Chapter 33

Chapter

Thirty-Three

I haven’t seen Wrath for six days, but his fucking prospect hasn’t left my side or at least my vicinity since. I thought after he walked away that I wouldn’t see either of them again. I felt the change in his body on the ride over here, and then the look in his eyes when he looked at me. He’d decided for whatever reason that he was done. I’d wanted to argue with him, wanted to tell him to give us a chance, but the look in his eyes had me holding back. I mean what would I even say? He blows so fucking hot and cold I don’t know which way to take him, I don’t know what he wants from me.

I get up from my desk and stretch, I’ve been sat here for more than five hours editing and my body definitely does not thank me for it. Needing to clear my head and ease my body I shut down my laptop and grab my things before heading off to the local Yoga studio.

The tension in my body has eased after my session but my mind hasn’t. Throughout the entire hour, two of the women in the session kept glancing my way, I’d tried to ignore them, but the longer we were there the more they seemed to look.

Not in the mood to play games I stand just outside the entrance, my shoulder leaning on the wall as I wait for them to leave. I only have to wait a few minutes before they both step through the door. Before they have a chance to react, I step in front of them, stopping them in their tracks.

“You girls want to explain what seems to be so interesting about me?” I raise an eyebrow at them both waiting for one of them to answer. The younger long-haired brunette looks to her friend and then shrugs, turning back to me she smiles.

“You’re the girl that has been with Wrath?”

I don’t say anything, I’m a little stunned. I didn’t think anyone knew about him and me, other than the prospect.
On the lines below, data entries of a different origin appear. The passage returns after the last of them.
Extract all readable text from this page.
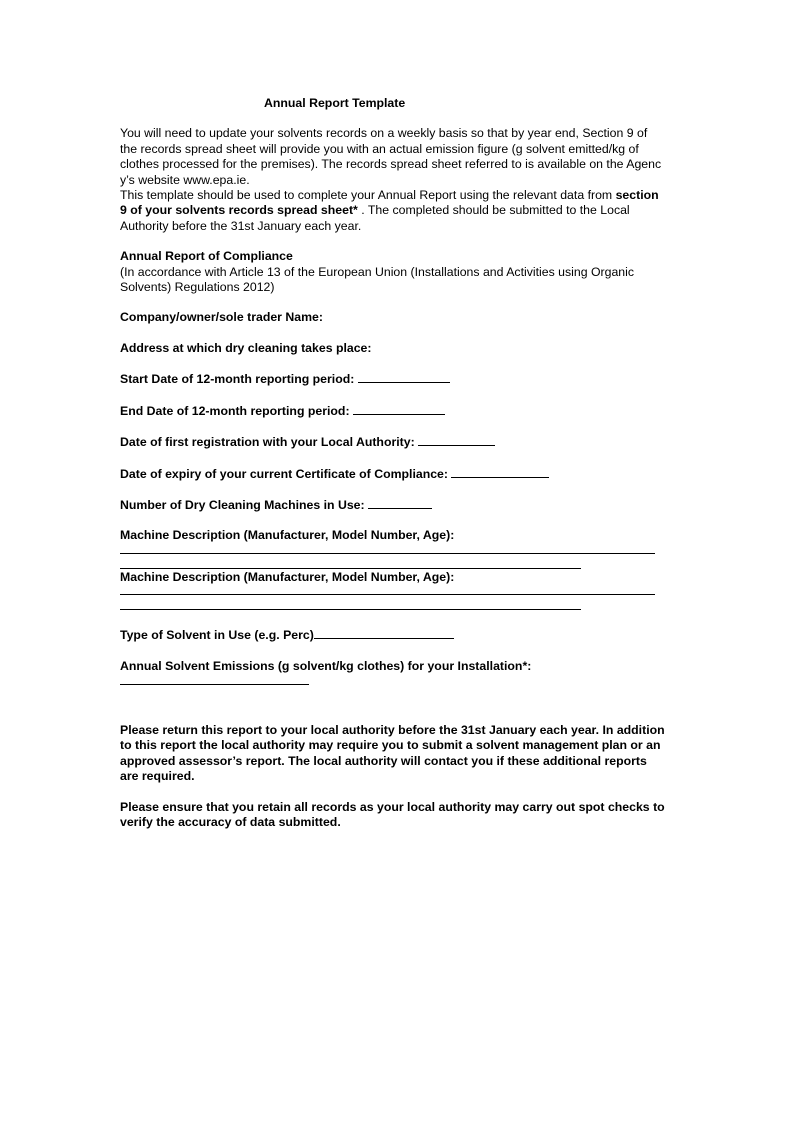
Annual Report Template

You will need to update your solvents records on a weekly basis so that by year end, Section 9 of the records spread sheet will provide you with an actual emission figure (g solvent emitted/kg of clothes processed for the premises). The records spread sheet referred to is available on the Agenc y’s website www.epa.ie.

This template should be used to complete your Annual Report using the relevant data from section 9 of your solvents records spread sheet* . The completed should be submitted to the Local Authority before the 31st January each year.

Annual Report of Compliance

(In accordance with Article 13 of the European Union (Installations and Activities using Organic Solvents) Regulations 2012)

Company/owner/sole trader Name:

Address at which dry cleaning takes place:

Start Date of 12-month reporting period:

End Date of 12-month reporting period:

Date of first registration with your Local Authority:

Date of expiry of your current Certificate of Compliance:

Number of Dry Cleaning Machines in Use:

Machine Description (Manufacturer, Model Number, Age):

Machine Description (Manufacturer, Model Number, Age):

Type of Solvent in Use (e.g. Perc)

Annual Solvent Emissions (g solvent/kg clothes) for your Installation*:

Please return this report to your local authority before the 31st January each year. In addition to this report the local authority may require you to submit a solvent management plan or an approved assessor’s report. The local authority will contact you if these additional reports are required.

Please ensure that you retain all records as your local authority may carry out spot checks to verify the accuracy of data submitted.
I swallow, not really sure how to respond. But the other of the two woman holds out her hand to me. “I’m Maria, this here is Georgia-Rae. We’re part of the Soulless Knights. Wrath is still a new brother so of course his life is talk of the club, and of course that makes you the talk of the club.” She gives me a watery smile and I let out a sigh.

Of course, they know about me, the men in these MC’s are bigger gossips then school children.

“So what? You just thought that you would stalk me?”

I shake my head and turn away. I’m too tired for this shit, not waiting for them to respond I walk away leaving them standing on the street outside of the yoga studio.

“Wait,” I hear them yelling as I reach my car, my hand grips the handle just as they reach me, one of them placing a hand on my shoulder. I stop and turn to face them.

“What?” I ask.

“Let’s go for coffee, please?” Maria asks. She glances to Georgia-Rae and then back to me, they both give me warm smiles.

I shake my head knowing that Wrath won’t want me getting to know them. “I’m not sure that’s a good idea…”

They both laugh, actually fucking laugh and I can’t work out if it pisses me off or not.

“Look, Marissa, is it?” She poses it as a question, but I’m fully aware she knows my name. She knows more about me than she’s letting on, but I play along and nod anyway. “You don’t seem the type to be comfortable being told what to do. We’re heading to Knights Café, think about meeting us there?” They both give me a smile before walking away and climbing into a car on the corner. I watch them drive away, their words swirling around inside my head as I climb into my car and start the engine.

She was right when she said I don’t seem the type to like being told what to do. I’m not, I’ve never been one for taking orders or doing what I’m told. I find myself pulling up a few buildings down from the Café.

I shut off the engine, but I don’t move. I just sit in my car wondering what the fuck has gotten into me. I can’t help but wonder if I’m sat here because I don’t like being told what to do, or if I’m sitting here because there’s a part of me hoping that Wrath will be here.

I tip my head back and close my eyes.

“What the fuck am I doing?” I ask myself.

The fact that I’m so unsure of what to do just proves how much that fucker has gotten under my skin. I blow out a breath.

“Fuck it.” I’m curious enough to wonder why they want me to meet them, so I grab my phone and keys and head into the Café.

The minute I walk through the door, regret fills my insides. Every pair of eyes turns to face me, and I struggle to swallow the lump in my throat. I spot Maria and Georgia-Rae sitting at a table near the counter with two other girls I don’t recognise. Jess, the owner, smiles at me from behind the counter, but then I see her eyes flick to the left of the counter, and I follow her gaze, my breath catches in my throat and my heart begins to race.

There must be at least nine of the brothers here, but a quick scan tells me that Wrath isn’t one of them. I do recognise some of them although I don’t know their names, I do know that I’ve seen them with Wrath which means he’ll know about me being here.

“Shit,” I mutter under my breath. I can either turn around and run out, or I can grow a fucking pair and walk up to the girls, after all, they did ask me to come here.

I flick my eyes back to the girls, they look across the Café to the brothers and then back to me, they don’t move they’re waiting for me to decide. I straighten my spine and pull my shoulders back and walk toward them. I’m almost certain I see some of the brothers smirk as they watch me head to the back of the Café.